Equiter: Albano presidente, Carla Ferrari ad

Cambi al vertice della torinese Equiter: Carla Patrizia Ferrari ha lasciato l'incarico di presidente per assumere quello di amministratore delegato (nuova istituzione) mentre presidente è stato nominato Alessandro Albano, senior advisor di PWC Italia

Carla Patrizia Ferrari, neo ad Equiter

Carla Patrizia Ferrari, neo ad Equiter

Cambi al vertice della torinese Equiter, investitore e advisor finanziario nel settore delle infrastrutture e dell’innovazione, il cui azionariato è fornato da Fondazione Compagnia di San Paolo, Fondazione Crt, Fondazione Crc di Cuneo e Intesa Sanpaolo. Carla Patrizia Ferrari ha lasciato l'incarico di presidente per assumere quello di amministratore delegato (nuova istituzione) mentre presidente è stato nominato Alessandro Albano, senior advisor di PWC Italia ed Enrico Bertoni è stato confermato direttore generale. Completano il Cda: i vice presidenti Giovanni Quaglia e Luciano Nebbia, i consiglieri Marco Casale, Francesca Culasso e Nicolagiovanni Di Vico.

“Il 2020 è stato un anno molto positivo per Equiter, che ha raggiunto risultati importanti dovuti principalmente alla cessione integrale della sub-holding Equiter Energia e al completamento del processo di valorizzazione del Fondo PPP Italia, che ha generato la distribuzione di proventi significativi” ha commentato Carla Patrizia Ferrari. Che ha aggiunto: “Sempre nel 2020 abbiamo avviato due nuove iniziative strategiche che incideranno sugli economics aziendali dei prossimi anni, come il lancio del Fondo Equiter Infrastructure II - in collaborazione con Ersel Asset Management Sgr - che ha concluso il primo closing nel febbraio 2021, raccogliendo sottoscrizioni per 140 milioni da parte di primarie istituzioni italiane e l’avvio dell’operatività della piattaforma di investimento RIF-T – in partnership con la Fondazione Compagnia di San Paolo – dedicata al sostegno e allo sviluppo di progetti di ricerca e innovazione nel Nord e Centro Italia”.

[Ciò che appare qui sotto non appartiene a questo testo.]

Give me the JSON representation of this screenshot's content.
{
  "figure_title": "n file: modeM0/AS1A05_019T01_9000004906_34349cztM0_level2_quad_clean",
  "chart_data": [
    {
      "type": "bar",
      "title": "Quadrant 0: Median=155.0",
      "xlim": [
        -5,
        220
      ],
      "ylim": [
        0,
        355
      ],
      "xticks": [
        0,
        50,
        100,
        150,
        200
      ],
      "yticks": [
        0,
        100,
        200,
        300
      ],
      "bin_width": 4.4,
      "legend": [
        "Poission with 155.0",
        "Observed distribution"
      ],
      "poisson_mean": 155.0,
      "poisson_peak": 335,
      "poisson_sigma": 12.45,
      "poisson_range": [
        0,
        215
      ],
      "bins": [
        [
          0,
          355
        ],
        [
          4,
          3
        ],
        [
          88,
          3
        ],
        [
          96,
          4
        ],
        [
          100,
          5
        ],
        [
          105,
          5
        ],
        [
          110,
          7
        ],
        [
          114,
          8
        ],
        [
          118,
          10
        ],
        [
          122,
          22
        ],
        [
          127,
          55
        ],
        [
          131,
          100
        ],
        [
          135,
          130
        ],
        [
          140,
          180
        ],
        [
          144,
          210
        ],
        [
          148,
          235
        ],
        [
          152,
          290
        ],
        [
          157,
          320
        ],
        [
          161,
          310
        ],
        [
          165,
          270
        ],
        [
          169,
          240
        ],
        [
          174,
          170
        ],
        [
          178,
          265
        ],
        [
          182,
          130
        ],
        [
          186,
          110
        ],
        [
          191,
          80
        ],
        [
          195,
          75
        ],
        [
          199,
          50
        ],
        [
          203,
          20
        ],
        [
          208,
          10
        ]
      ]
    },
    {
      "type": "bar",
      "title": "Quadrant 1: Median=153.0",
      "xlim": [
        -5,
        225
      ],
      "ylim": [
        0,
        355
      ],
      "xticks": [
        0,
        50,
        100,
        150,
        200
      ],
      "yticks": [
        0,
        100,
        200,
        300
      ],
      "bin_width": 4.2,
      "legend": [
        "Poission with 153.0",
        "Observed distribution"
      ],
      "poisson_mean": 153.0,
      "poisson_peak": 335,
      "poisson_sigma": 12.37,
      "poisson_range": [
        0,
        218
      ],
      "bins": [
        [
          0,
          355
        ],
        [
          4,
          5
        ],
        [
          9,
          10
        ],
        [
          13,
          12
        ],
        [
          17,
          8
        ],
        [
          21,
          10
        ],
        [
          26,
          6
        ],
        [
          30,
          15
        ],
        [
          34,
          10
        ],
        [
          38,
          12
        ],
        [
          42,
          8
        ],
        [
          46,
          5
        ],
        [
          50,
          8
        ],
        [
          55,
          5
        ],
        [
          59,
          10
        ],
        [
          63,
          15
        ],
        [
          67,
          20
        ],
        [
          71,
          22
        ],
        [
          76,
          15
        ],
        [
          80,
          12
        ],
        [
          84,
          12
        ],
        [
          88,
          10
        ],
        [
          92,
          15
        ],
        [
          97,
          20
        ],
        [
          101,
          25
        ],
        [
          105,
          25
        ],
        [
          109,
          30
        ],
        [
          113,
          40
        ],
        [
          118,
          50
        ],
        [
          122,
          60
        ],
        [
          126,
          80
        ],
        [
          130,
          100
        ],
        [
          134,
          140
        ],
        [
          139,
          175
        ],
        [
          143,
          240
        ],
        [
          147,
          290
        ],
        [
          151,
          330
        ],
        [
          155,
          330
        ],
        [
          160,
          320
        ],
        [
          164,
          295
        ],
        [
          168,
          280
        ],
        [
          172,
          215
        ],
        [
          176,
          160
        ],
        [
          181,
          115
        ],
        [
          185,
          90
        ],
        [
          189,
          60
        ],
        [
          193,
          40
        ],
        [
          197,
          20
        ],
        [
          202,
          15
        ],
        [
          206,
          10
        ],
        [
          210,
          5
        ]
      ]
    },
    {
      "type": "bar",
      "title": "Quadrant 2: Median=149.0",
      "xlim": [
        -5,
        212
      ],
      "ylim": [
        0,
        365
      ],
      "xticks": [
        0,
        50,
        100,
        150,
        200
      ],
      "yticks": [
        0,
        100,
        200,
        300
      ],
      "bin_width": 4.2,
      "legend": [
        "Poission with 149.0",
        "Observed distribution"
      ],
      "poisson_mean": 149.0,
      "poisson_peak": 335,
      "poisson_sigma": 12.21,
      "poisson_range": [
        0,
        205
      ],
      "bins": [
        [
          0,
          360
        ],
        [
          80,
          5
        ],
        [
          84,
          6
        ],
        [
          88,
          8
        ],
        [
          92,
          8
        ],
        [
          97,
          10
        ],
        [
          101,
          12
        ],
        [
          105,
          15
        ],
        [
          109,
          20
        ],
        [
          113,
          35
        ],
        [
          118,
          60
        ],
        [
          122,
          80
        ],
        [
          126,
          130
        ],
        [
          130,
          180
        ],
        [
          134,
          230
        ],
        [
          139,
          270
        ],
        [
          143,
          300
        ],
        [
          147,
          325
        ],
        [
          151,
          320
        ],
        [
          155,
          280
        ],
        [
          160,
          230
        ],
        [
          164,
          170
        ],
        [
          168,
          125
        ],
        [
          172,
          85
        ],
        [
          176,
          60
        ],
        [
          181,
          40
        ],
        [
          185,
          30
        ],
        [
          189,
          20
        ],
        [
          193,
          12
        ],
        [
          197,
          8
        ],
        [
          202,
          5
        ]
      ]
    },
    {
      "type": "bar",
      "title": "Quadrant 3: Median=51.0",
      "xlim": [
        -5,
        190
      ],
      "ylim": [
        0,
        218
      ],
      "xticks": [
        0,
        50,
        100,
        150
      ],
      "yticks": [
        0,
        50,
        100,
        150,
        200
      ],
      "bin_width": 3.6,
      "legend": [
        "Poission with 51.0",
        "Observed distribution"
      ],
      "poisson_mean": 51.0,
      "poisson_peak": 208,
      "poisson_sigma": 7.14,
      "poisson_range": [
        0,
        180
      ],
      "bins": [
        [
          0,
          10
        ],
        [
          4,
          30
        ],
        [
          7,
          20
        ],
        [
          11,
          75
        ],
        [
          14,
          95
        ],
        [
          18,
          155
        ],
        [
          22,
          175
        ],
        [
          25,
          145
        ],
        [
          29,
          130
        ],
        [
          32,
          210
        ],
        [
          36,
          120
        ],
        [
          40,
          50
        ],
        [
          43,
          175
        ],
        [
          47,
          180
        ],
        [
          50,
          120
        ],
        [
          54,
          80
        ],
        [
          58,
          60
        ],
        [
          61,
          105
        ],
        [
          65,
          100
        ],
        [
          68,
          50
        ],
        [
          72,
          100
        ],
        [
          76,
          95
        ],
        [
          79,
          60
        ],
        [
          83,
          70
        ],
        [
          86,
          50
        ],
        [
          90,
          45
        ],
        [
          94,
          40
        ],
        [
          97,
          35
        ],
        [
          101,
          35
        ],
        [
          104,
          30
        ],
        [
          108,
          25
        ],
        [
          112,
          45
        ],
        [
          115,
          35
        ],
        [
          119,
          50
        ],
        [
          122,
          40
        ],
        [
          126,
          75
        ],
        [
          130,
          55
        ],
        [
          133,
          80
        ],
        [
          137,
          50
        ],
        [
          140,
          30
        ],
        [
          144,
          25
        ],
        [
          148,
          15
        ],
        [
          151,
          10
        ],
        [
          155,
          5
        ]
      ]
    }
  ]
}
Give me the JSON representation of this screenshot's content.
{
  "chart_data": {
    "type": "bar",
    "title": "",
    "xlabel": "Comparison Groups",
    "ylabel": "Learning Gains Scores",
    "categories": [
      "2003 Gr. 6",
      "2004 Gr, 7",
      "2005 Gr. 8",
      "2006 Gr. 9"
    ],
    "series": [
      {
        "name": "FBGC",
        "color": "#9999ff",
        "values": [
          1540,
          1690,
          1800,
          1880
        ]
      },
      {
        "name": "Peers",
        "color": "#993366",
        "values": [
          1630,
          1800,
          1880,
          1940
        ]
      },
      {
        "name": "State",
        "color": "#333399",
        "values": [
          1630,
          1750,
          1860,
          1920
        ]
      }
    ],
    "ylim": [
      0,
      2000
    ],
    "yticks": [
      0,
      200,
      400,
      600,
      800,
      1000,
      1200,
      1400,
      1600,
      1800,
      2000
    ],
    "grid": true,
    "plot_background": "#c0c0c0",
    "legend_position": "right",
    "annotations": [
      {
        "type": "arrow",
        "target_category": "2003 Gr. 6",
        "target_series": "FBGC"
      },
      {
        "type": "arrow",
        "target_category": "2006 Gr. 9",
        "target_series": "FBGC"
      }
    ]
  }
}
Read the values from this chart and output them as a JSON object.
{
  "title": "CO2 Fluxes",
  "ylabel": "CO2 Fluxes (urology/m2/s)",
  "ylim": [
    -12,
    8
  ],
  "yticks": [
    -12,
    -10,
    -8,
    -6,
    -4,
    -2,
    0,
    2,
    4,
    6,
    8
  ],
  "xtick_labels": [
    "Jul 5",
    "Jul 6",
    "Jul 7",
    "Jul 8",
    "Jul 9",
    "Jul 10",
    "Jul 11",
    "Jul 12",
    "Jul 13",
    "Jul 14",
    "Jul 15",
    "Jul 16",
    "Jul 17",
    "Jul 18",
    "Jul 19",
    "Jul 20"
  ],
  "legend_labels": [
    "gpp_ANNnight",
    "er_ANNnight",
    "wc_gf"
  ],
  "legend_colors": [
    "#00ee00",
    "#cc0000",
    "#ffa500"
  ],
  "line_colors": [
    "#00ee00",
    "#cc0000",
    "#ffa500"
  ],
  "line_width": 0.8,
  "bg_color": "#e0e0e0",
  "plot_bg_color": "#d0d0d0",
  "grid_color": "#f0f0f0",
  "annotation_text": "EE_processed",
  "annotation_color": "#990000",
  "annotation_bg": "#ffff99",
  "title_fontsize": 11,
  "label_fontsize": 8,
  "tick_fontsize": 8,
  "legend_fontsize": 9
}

Equiter ha chiuso il bilancio 2020 con l’utile netto di 18,1 milioni, in crescita del 10% rispetto al 2019. La performance economica è stata sostenuta dalla crescita dei ricavi, saliti a 26, milioni (+10%). A fine 2020, l’attivo patrimoniale ammonta a 314 milioni, evidenziando un buon equilibrio tra portafoglio proprietario (131 milioni) - costituito da 14 investimenti (9 fondi chiusi e 5 partecipazioni) - liquidità (177 milioni) e altre attività (6 milioni). Il portafoglio ha registrato un rilevante incremento dato che al 31 dicembre 2019 ammontava a 105 milioni. In particolare il portafoglio è stato interessato dalle seguenti movimentazioni: nuovi investimenti partecipativi per 18,3 milioni (investimento in Euganea Sanità e nella quotata B.F.); nuovi investimenti in fondi chiusi per 17,3 milioni (richiami di impegni già sottoscritti per il Secondo e il Terzo Fondo F2i) disinvestimenti per 7 milioni di euro (vendita integrale della galassia Equiter Energia); rimborsi di capitale da fondi.

Attualmente il patrimonio gestito da Equiter supera gli 850 milioni, sommando risorse gestite direttamente e fondi di terzi per i quali la società svolge il ruolo di advisor.